El escenario nutría el horizonte. Al fondo Arlo Parks en letras grandes con ese Parks junto a unos girasoles, Una escena que rezumaba naturaleza a través de flores varias, no sabemos si artificiales, pero daban el pego, creaban un ambiente, una atmósfera natural, agradable, anticipando lo que luego iban a experimentar los sentidos. En su primera visita a Madrid, Arlo Parks salió luciendo pantalones cortos y una camiseta del grupo punk Misfits, lo que da cuenta de su apertura musical. Estaba encantada, del calor, de la acogida, de un público entregadísimo desde el primer momento.

Arlo Parks se acompaña de un cuarteto (una teclista / corista, un guitarra, bajo, batería), a veces quinteto, con la presencia de una trompetista. Un conjunto bien conectado que reproduce la magia de las grabaciones originales de estudio. La única pega es una costumbre muy habitual en los directos, sonorizar demasiado alto a los baterías, de manera que a veces recargan la percusión ocultando o tapando otros detalles y destellos musicales de las canciones. 

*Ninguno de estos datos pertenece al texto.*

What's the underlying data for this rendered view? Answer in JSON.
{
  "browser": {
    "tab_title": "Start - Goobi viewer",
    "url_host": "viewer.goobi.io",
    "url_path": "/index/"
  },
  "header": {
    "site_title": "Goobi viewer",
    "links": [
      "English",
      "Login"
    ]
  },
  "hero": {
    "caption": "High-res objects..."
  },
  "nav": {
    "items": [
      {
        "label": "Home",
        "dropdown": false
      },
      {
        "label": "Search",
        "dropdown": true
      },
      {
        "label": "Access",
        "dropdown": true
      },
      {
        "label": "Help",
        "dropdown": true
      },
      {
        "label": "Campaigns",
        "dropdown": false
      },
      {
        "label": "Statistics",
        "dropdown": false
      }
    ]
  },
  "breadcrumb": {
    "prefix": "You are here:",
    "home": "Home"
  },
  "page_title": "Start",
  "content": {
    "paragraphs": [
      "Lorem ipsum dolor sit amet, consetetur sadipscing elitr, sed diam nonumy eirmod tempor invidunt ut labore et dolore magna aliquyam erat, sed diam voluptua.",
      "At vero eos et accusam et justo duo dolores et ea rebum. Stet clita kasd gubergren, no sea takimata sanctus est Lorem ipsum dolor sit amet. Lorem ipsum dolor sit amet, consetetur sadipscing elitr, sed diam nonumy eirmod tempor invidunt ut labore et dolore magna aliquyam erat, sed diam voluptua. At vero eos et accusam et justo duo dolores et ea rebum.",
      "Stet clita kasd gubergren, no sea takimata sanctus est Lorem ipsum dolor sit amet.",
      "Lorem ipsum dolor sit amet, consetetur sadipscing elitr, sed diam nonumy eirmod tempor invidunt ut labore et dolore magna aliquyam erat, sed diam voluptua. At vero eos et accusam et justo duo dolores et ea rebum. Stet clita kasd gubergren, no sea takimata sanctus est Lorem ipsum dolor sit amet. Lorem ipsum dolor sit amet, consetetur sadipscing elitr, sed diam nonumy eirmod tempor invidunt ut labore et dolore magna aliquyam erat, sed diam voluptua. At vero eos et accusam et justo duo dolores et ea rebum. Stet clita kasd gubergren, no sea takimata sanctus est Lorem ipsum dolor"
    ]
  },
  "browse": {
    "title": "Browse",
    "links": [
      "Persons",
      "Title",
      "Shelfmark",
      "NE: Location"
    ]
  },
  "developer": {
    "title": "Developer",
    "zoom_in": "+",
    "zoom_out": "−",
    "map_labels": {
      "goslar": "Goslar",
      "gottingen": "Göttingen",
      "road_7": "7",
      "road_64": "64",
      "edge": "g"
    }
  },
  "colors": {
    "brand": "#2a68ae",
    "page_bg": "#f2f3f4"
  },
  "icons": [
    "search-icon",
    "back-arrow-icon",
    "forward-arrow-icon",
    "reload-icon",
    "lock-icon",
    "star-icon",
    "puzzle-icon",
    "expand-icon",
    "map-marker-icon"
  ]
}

El concierto de Madrid fue intenso y vibrante con un repertorio que se centró en su álbum de debut que contiene momentos gloriosos como “Hurt”, con esa línea de bajo profunda y el swing que desprende una sutil trompeta por detrás, o la leve cadencia de “Caroline” que en su estribillo brilla con dulzura. “Green Eyes” o “Eugene”, otros aciertos donde la levedad preside el ambiente con detalles musicales en un aparente segundo plano que embellecen el todo. De los EPs recuperó “Sophie”, una delicia que, gracias a sus texturas, conecta con ese sonido Bristol de Massive Attack y Portishead. Como también lo hacen las bases de “Cola”; la sutil épica de “Super Sad Generation”, o la preciosa balada “Angel’s Song” en modo acústico. Referencias a Thom Yorke, el “Billie Jean” de Michael Jackson, a las drogas (la queta), a Courtney Love, a la serie Twin Peaks, o al músico Jai Paul (del sello XL). Pero también un halo de “Sé tú mismo” y “Hazlo tú mismo” pero bien acompañado por tu gente, aquí con sus músicos -el guitarra se marcó algunos solos muy a lo Carlos Santana-. 

En Arlo Parks la banda suma y las canciones presiden. Dedicó su canción “Black Dog” a una época en la que estaba pasando una mala racha – ¡En la letra compara sus ojos con los de Robert Smith! -. Y es que Arlo Parks desprende un swing adictivo, combinado con una belleza en los detalles, una querencia por los ritmos rotos, los estilos cruzaos, aunque el sonido negro pesa, en una cadencia leve que te mece en la escucha. Cuando la mezcla, y el blend provoca un torbellino de sabores y sensaciones gratas, la cosa no puede salir nunca mal.